Ella Marija Lani Yelich-O'Connor, better known by her stage name "Lorde", is a New Zealand artist born in 1996. With two studio albums, "Pure Heroine" and "Melodrama", released in 2013 and 2017 respectively, she has consolidated herself as one of the greatest artists in international pop music - but what do her compositions talk about if analyzed computationally? Here, we will use Natural Language Processing, a set of Data Science techniques to understand texts, and we will analyze the lexicography, feelings and behaviors of the artist's lyrics.
Between the two albums analyzed, Lorde released around 20 songs overall. How long are they "mathematically"? In this part, we will see how many words make up each song, and see how long the lyrics are. In this count neither words with less than 3 characters or stopwords are counted.
It is possible to notice that most of the songs have compositions with 100 up to 160 words, with only a few songs outside this range. The most "repetitive" song is Liability(Reprise), with a total of 34 words used, while Hard Feelings-Loveless is the most "diverse", with 201 distinct words. Both tracks are from the album "Melodrama", and it is arguable that the latter is the most diverse, as it is actually composed of two independent songs. Because they are presented on the same track of the album, it was considered as a single track.

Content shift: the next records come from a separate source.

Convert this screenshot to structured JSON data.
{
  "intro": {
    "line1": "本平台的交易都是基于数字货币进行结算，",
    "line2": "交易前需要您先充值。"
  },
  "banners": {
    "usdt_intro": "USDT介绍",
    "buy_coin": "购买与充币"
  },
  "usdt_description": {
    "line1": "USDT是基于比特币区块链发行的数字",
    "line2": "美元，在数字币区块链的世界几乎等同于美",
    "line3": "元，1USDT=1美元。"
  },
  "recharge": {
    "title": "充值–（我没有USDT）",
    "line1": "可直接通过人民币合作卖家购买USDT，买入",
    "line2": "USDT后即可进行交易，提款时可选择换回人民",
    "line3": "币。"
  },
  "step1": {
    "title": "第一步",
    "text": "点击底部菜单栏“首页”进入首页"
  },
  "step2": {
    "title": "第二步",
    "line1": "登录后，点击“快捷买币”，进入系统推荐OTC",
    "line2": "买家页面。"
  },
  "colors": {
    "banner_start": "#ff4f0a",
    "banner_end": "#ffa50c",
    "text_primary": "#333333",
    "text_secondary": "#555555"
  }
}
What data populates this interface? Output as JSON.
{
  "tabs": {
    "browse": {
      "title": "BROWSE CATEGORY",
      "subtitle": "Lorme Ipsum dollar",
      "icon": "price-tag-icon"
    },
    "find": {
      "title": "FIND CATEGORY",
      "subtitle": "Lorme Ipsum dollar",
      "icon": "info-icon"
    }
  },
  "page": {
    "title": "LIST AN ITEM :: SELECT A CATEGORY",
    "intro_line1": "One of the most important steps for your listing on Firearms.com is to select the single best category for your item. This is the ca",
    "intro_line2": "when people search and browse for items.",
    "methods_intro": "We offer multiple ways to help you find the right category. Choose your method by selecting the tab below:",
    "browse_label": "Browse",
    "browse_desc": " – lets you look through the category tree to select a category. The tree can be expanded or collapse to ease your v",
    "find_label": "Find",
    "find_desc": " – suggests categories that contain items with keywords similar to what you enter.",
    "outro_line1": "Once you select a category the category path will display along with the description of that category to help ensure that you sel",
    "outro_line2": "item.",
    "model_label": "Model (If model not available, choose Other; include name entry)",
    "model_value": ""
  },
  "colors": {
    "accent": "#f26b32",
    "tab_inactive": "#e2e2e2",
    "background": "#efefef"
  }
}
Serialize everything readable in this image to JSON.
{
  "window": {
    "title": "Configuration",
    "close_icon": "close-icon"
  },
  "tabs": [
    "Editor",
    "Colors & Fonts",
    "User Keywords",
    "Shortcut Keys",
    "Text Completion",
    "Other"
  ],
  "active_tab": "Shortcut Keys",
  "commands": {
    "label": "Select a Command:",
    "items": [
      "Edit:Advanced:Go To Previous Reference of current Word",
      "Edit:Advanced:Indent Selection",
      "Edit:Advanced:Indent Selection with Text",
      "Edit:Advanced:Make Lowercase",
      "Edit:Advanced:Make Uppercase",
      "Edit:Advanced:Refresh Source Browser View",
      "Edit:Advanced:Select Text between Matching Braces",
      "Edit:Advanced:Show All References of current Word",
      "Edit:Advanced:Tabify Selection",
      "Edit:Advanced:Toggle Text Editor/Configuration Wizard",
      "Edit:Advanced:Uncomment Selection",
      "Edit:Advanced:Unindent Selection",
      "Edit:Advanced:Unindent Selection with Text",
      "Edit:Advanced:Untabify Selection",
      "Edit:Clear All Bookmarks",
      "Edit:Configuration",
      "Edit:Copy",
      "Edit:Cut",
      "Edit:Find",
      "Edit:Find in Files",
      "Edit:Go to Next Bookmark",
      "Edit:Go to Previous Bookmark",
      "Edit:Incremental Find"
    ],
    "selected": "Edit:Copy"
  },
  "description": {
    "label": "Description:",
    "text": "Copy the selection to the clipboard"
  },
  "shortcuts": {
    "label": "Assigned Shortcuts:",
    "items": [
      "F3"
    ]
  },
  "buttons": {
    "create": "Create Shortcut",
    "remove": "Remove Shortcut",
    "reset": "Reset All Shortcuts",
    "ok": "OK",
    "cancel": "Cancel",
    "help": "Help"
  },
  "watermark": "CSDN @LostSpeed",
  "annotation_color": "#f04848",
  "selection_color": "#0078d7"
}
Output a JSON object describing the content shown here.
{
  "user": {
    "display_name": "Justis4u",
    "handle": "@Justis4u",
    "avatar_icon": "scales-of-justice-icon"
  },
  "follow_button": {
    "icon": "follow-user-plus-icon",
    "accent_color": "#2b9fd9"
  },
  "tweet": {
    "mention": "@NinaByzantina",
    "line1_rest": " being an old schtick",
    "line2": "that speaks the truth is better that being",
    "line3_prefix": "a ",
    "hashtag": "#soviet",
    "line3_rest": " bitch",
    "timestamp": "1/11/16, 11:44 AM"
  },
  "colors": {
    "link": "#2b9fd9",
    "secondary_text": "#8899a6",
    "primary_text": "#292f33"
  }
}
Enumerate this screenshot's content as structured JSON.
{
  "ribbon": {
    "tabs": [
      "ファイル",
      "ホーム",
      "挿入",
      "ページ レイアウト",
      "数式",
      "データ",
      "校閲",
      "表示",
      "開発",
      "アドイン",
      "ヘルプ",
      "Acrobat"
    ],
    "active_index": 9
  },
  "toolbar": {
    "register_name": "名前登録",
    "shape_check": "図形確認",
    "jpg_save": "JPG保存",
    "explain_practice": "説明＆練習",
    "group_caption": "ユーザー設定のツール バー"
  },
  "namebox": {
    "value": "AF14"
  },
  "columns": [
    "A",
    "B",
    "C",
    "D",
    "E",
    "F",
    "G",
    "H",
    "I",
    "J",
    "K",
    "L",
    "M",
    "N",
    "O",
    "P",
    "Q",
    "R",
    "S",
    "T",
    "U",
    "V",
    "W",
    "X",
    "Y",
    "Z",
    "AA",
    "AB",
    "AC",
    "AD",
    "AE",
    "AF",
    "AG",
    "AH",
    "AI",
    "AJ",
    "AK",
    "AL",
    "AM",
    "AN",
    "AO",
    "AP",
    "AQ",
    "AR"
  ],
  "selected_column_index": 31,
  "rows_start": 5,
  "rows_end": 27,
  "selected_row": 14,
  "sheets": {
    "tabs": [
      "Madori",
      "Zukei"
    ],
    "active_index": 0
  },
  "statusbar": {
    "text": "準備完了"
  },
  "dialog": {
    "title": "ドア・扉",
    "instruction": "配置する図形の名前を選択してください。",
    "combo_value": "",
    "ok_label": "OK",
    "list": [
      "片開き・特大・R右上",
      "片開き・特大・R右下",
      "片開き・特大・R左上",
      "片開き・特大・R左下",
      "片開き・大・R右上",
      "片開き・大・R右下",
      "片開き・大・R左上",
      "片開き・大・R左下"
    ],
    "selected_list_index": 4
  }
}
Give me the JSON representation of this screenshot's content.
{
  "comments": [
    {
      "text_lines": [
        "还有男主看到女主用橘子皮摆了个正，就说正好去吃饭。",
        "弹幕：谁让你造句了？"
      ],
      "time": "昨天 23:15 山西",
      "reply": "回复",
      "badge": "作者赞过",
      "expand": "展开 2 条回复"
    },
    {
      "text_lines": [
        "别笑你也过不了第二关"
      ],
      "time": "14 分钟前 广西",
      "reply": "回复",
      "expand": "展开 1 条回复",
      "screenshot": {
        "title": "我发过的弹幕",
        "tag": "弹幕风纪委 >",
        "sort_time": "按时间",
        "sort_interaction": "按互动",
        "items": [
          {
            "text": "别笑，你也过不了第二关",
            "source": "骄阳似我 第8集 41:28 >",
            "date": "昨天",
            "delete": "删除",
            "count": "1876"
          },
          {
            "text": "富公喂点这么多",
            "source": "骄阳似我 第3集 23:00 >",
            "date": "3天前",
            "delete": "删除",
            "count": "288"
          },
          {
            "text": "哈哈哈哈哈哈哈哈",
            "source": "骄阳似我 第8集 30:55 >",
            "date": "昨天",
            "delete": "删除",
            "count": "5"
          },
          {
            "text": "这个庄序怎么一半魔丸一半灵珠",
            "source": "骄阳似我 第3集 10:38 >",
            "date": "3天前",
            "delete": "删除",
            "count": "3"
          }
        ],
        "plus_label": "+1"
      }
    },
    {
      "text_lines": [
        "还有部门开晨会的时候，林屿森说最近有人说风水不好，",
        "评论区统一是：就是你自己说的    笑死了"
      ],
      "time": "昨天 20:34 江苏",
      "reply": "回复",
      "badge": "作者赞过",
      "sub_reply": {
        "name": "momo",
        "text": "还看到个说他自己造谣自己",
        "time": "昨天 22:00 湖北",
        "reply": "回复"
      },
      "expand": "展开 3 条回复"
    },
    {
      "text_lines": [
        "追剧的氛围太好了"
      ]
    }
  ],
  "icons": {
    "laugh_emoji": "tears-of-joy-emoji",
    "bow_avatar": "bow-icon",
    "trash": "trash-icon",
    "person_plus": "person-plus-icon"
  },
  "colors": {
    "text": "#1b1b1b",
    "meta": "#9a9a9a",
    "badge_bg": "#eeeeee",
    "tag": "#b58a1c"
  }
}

Now that we understand the distribution of terms used, we have another question: What are the most used words in Lorde's compositions? For this question, we will first see a general summary of the two albums analyzed, and later we will see how those terms behave between the two albums individually.
Analyzing both albums, the words "like", "love" and "know" are the most used in the singer's songs. But here we are analyzing all the songs together. What are the most used words in Melodrama songs? What about Pure Heroine?
How different are the most used terms on each Lorde album?
You can see that "love" is a term used a lot in both albums, but "like", which is the most used term in general, doesn't even appear in the most used words in Melodrama, so Pure Heroine heavily influences this metric - not just in this term, but in many others. In Melodrama, "supercut" is a term used a lot, and is also the name of one of the tracks of the album.
We understand which terms are most commonly used on each album, but that doesn't mean the terms are necessarily important. In Data Science, we have a metric called TF-IDF, which measures how important a specific term is against all terms in a body of text. Basically, the TF-IDF is a score, and the higher the score of a term, the more significant it is for the entire work. What are the most important terms according to TF-IDS metric in each album?
For Lorde's listeners, it's possible to see the presence of individual songs weighing a lot in on the albums' most important terms. In Meldorama,
words like "boom" and "supercut" continue to be very important in the album "description", while in Pure Heroine we see great value in words like
"club", "people" and "love" which I personally think describes well the theme of the album.
The NRC Emotion Lexicon (MOHAMMAD, S. e Turney, P.; 2013), which we will refer to simply as "NRC", is a set of English terms that are linked to 8 distinct emotions (Joy, Sadness, Fear, Anger, Confidence, Anticipation, Surprise and Disgust), and also to general emotions perceived as "positive" or "negative". Using it as a tool, we will better understand the Lorde's intrinsic feelings for each of her studio albums.
As its name implies, "Melodrama" is a more dramatic and melancholic album, with "Fear" and "Sadness" being the most identified feelings. in the compositions, followed by doses of "joy" and "anger". Pure Heroine is more hopeful and energetic, showing high doses of "confidence" and "anticipation" in their melodies, also followed by "joy".
As explained earlier, the NRC classifies many words as "positive" or "negative" sentimentally. It is evident in the previous charts that both albums have emotional fluctuations, so which terms contribute the most to each of the emotions? This is what we will analyze in this part of the study.
In Melodrama's so-called "positive" moments, Lorde talks a lot about love, inspiration, conversations and perfection, while negative feelings of the album are related to losses, departures and fights. Pure Heroine also talks about love and conversations, but it also talks about friendship and kindness in its positive moments. For negative feelings, they are present in situation losses and errors. In this second case, it is curious to notice that "teen" and "teens" are portrayed as causing positive and negative feelings - which makes sense given the stage of life.